In preparing these weapons, the Armourers first loaded them on a bomb trailer which was a low-slung vehicle that could be easily manoeuvred under the aircraft fuselage. Each trailer carried 1 to 8 bombs depending on the weight and size of the chosen weapon. Once the bombs were on the trailer the Armourers then had to attach a tail fin to each weapon to make it more aerodynamic and stabilize its flight from the aircraft to the target.
This completed, the next step was to remove a nose and/or tail plug and insert a special fusing device that would be programmed to detonate the bomb at a predetermined level above the ground. Contrary to popular belief, all bombs did not hit the ground and then detonate. The bomb fusing devices could be timed – set to explode at a predetermined time after leaving the aircraft.

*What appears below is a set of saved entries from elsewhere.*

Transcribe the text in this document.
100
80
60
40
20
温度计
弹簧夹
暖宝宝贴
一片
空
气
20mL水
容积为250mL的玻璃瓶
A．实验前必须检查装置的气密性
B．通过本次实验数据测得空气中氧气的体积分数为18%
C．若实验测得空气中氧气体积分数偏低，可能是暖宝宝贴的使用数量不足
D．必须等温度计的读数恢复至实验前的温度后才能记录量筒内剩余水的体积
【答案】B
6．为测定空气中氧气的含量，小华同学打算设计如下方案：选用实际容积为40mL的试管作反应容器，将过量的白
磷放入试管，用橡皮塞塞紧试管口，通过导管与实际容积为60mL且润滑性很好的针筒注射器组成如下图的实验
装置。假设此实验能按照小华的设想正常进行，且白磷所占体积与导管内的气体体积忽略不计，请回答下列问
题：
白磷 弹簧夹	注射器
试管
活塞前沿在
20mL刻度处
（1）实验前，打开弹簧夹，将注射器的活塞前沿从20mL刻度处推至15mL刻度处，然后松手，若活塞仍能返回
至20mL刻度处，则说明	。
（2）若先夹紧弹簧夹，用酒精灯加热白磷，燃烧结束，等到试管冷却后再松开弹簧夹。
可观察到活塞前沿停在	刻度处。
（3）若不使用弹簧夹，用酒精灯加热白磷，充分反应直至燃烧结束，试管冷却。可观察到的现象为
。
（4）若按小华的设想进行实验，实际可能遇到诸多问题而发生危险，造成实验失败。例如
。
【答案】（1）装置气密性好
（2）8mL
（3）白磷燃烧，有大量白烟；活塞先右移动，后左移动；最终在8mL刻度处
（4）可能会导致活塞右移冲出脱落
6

Bombs could also be set to detonate at a predetermined atmospheric pressure, or proximity to detonate near the assigned target. Each fuse had a safety pin installed which connected to a short wire cable with a loop in the other end. These tasks completed a tractor (called a mule) would hook up to the trailer train and move off to the dispersal area for loading in the designated aircraft.
Loading a Lancaster
For example, the Lancaster Mk X, flown by Canadian airmen, could hold approximately thirty 500 pound (230 kg) bombs. The bomb train was carefully manoeuvred under the aircraft bomb bay so the bombs could be winched into position and the bomb loading lugs locked into the shackles of the respective bomb rack. To accomplish this, an Armourer has to set up a bomb winch on the floor inside the bomber, and directly over the position where the bomb will be stored. A thin steel cable was then lowered through an opening in the floor and attached to the bomb below.
The armourer, on his knees, then commenced the laborious task of hand winching each bomb 12 to 15 feet into its bomb bay position. Once all the bombs were loaded, the fuse cable would be attached to the bomb rack so when the Bomb Aimer released his bomb load over the target, the safety pin would be pulled out as the bomb fell free from the aircraft, thus commencing the arming process. Now that the bombs are all in place the bomb bay doors could be closed and the aircraft ready for its flight to the target area many miles away.
The Lancaster was also capable of carrying three gigantic specialty bombs in the centre line position of the bomb bay. The first developed was the 4,000 pound "Cookie" or blockbuster bomb. The next was a 12,000 pound (5,400 kg) "Tallboy" one which was used to sink the German battleship Tirpitz while it was anchored in a Norwegian fjord in November 1944.
In order to carry the Tallboy the Lancaster bomb bay doors had a contour modification so the doors could fit snugly around the bomb. With a normal bomb load the doors would close tightly, but because of the girth of the Tallboy they could only be partially closed. The heaviest bomb of all was the 22,000 pound (10,000 kg) Grand Slam of which 40 were delivered to various targets in Europe before the war ended. In order to carry the huge Grand Slam the bomb bay doors had to be removed.
Of the 7,300 Lancasters built, half would be lost during operations. Between 1942 and 1945 they would fly 156,000 sorties and drop over 600,000 tons of bombs on enemy targets.